Sebelumnya, pemohon perkara nomor 75/PUU-XXII/2025 menghadirkan akademisi dan pakar hukum tata negara Denny Indrayana sebagai saksi ahli. Dalam keterangannya, Denny mempertanyakan seberapa banyak masyarakat yang tahu dan dilibatkan dalam proses pembentukan UU TNI.
“Seberapa mudah dokumen dan naskah akademik rancangan undang-undang didapatkan masyarakat? Seberapa transparan proses pembahasan di DPR dapat diakses oleh publik? Apakah publik tahu dan dilibatkan?” ucap Denny yang hadir secara daring di Sidang Lanjutan uji formiil UU TNI di gedung Mahkamah Konstitusi, Jakarta, Senin, 7 Juli 2025.

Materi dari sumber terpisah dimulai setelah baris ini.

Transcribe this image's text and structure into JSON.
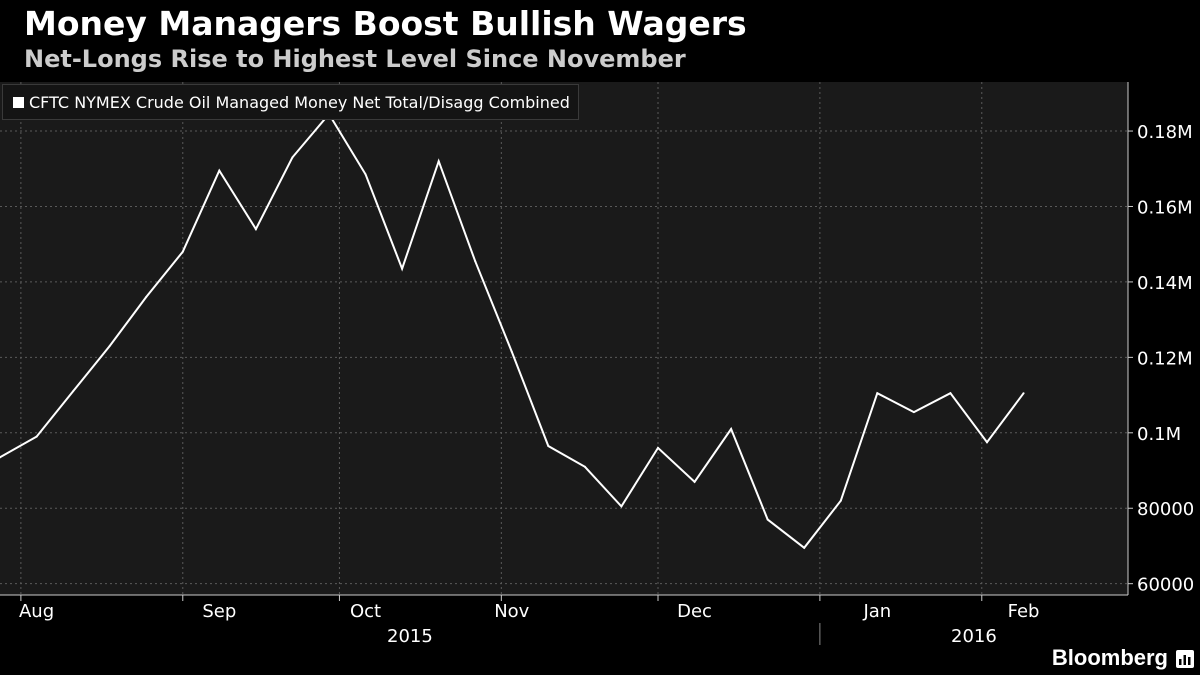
{
  "header": {
    "title": "Money Managers Boost Bullish Wagers",
    "subtitle": "Net-Longs Rise to Highest Level Since November"
  },
  "brand": {
    "name": "Bloomberg",
    "logo_icon": "bloomberg-chart-icon"
  },
  "colors": {
    "background": "#000000",
    "plot_background": "#1a1a1a",
    "line": "#ffffff",
    "grid": "#5a5a5a"
  },
  "chart_data": {
    "type": "line",
    "title": "Money Managers Boost Bullish Wagers",
    "subtitle": "Net-Longs Rise to Highest Level Since November",
    "xlabel": "",
    "ylabel": "",
    "legend_position": "top-left",
    "grid": true,
    "ylim": [
      57000,
      193000
    ],
    "y_axis_side": "right",
    "y_ticks": [
      {
        "value": 60000,
        "label": "60000"
      },
      {
        "value": 80000,
        "label": "80000"
      },
      {
        "value": 100000,
        "label": "0.1M"
      },
      {
        "value": 120000,
        "label": "0.12M"
      },
      {
        "value": 140000,
        "label": "0.14M"
      },
      {
        "value": 160000,
        "label": "0.16M"
      },
      {
        "value": 180000,
        "label": "0.18M"
      }
    ],
    "xlim": [
      "2015-07-28",
      "2016-02-29"
    ],
    "x_month_labels": [
      {
        "date": "2015-08-04",
        "label": "Aug"
      },
      {
        "date": "2015-09-08",
        "label": "Sep"
      },
      {
        "date": "2015-10-06",
        "label": "Oct"
      },
      {
        "date": "2015-11-03",
        "label": "Nov"
      },
      {
        "date": "2015-12-08",
        "label": "Dec"
      },
      {
        "date": "2016-01-12",
        "label": "Jan"
      },
      {
        "date": "2016-02-09",
        "label": "Feb"
      }
    ],
    "x_gridlines": [
      "2015-08-01",
      "2015-09-01",
      "2015-10-01",
      "2015-11-01",
      "2015-12-01",
      "2016-01-01",
      "2016-02-01",
      "2016-03-01"
    ],
    "x_year_labels": [
      {
        "label": "2015",
        "from": "2015-07-28",
        "to": "2016-01-01"
      },
      {
        "label": "2016",
        "from": "2016-01-01",
        "to": "2016-02-29"
      }
    ],
    "series": [
      {
        "name": "CFTC NYMEX Crude Oil Managed Money Net Total/Disagg Combined",
        "color": "#ffffff",
        "points": [
          {
            "x": "2015-07-28",
            "y": 93500
          },
          {
            "x": "2015-08-04",
            "y": 99000
          },
          {
            "x": "2015-08-11",
            "y": 111000
          },
          {
            "x": "2015-08-18",
            "y": 123000
          },
          {
            "x": "2015-08-25",
            "y": 136000
          },
          {
            "x": "2015-09-01",
            "y": 148000
          },
          {
            "x": "2015-09-08",
            "y": 169500
          },
          {
            "x": "2015-09-15",
            "y": 154000
          },
          {
            "x": "2015-09-22",
            "y": 173000
          },
          {
            "x": "2015-09-29",
            "y": 184500
          },
          {
            "x": "2015-10-06",
            "y": 168500
          },
          {
            "x": "2015-10-13",
            "y": 143500
          },
          {
            "x": "2015-10-20",
            "y": 172000
          },
          {
            "x": "2015-10-27",
            "y": 145500
          },
          {
            "x": "2015-11-03",
            "y": 121500
          },
          {
            "x": "2015-11-10",
            "y": 96500
          },
          {
            "x": "2015-11-17",
            "y": 91000
          },
          {
            "x": "2015-11-24",
            "y": 80500
          },
          {
            "x": "2015-12-01",
            "y": 96000
          },
          {
            "x": "2015-12-08",
            "y": 87000
          },
          {
            "x": "2015-12-15",
            "y": 101000
          },
          {
            "x": "2015-12-22",
            "y": 77000
          },
          {
            "x": "2015-12-29",
            "y": 69500
          },
          {
            "x": "2016-01-05",
            "y": 82000
          },
          {
            "x": "2016-01-12",
            "y": 110500
          },
          {
            "x": "2016-01-19",
            "y": 105500
          },
          {
            "x": "2016-01-26",
            "y": 110500
          },
          {
            "x": "2016-02-02",
            "y": 97500
          },
          {
            "x": "2016-02-09",
            "y": 110500
          }
        ]
      }
    ]
  }
}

Adapun sebelumnya pemohon perkara 56/PUU-XXIII/2025 menghadirkan pakar hukum tata negara Bivitri Susanti sebagai saksi ahli. Dalam keterangannya Bivitri mengatakan mestinya proses pembuatan undang-undang harus sesuai dengan prinsip konstitusional dan tidak terkesan tertutup.
“Kenapa tidak mau diawasi? Kenapa harus buru-buru dan tertutup sampai naskah pun tidak dipublikasikan? Apa ini berarti ada yang ingin disembunyikan? Jawaban konkrit mengenai apa yang disembunyikan dari setiap Undang-Undang pasti membutuhkan analisis tersendiri,” ucapnya dalam persidangan di Mahkamah Konstitusi, Selasa 1 Juli 2025.
Baca berita dengan sedikit iklan, klik di sini
Sejak disahkan oleh DPR pada 21 Maret 2025 lalu, UU TNI menjadi produk hukum yang paling banyak digugat ke MK. Tercatat, 11 gugatan dilayangkan oleh mahasiswa dan masyarakat sipil.